Wien. Der Bürgermeister von Bruckneudorf im Burgenland ist noch immer empört. Gerhard Dreiszker (SPÖ) hat bis heute keine offizielle Meldung, weder vom Innen- noch vom Verteidigungsministerium, dass in seiner Gemeinde eine winterfeste Flüchtlingsunterkunft entstehen soll. Er habe am Mittwoch vergangener Woche aus einer Presseaussendung des Verteidigungsministeriums erfahren, dass auf dem Gelände der Kaserne Bruckneudorf/Bendeck, konkret auf einem Übungsplatz, eine Container-Siedlung für bis zu 450 Flüchtlinge entstehen soll. Die Stimmung in der Bevölkerung ist aufgeheizt, die Ablehnung des Vorhabens eint rote und blaue Politiker auf Landes- und Gemeindeebene. Die Bruckneudorfer finden sich alle zwei Tage zu Demonstrationen zusammen. Auch am Mittwochabend soll erneut gegen die Unterbringung der Flüchtlinge protestiert werden.
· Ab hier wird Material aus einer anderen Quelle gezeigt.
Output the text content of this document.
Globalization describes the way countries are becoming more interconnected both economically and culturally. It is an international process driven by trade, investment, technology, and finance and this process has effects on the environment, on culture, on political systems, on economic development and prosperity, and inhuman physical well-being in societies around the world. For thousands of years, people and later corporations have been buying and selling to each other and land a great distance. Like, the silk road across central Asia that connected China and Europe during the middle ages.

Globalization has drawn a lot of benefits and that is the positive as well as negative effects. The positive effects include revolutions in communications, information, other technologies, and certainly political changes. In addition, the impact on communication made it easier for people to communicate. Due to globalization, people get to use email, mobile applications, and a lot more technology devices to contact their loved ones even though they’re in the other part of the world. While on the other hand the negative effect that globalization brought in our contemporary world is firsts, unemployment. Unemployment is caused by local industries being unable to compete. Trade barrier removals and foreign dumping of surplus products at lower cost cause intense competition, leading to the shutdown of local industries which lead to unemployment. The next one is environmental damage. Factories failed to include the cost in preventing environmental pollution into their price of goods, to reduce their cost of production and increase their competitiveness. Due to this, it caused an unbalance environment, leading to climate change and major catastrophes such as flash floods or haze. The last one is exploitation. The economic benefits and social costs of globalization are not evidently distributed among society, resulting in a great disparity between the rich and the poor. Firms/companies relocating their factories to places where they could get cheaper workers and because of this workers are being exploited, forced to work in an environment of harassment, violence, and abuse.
Was Bürgermeister Dreiszker am meisten ärgert, ist die Vorgangsweise der zuständigen Ministerien. Man habe vor, den Widerstand fortzusetzen und den Druck noch weiter zu erhöhen. Notfalls wolle man eine Autobahn besetzen oder Ähnliches, sagte Dreiszker zur "Wiener Zeitung". Einfach über die Bevölkerung drüberfahren, das gehe zu weit.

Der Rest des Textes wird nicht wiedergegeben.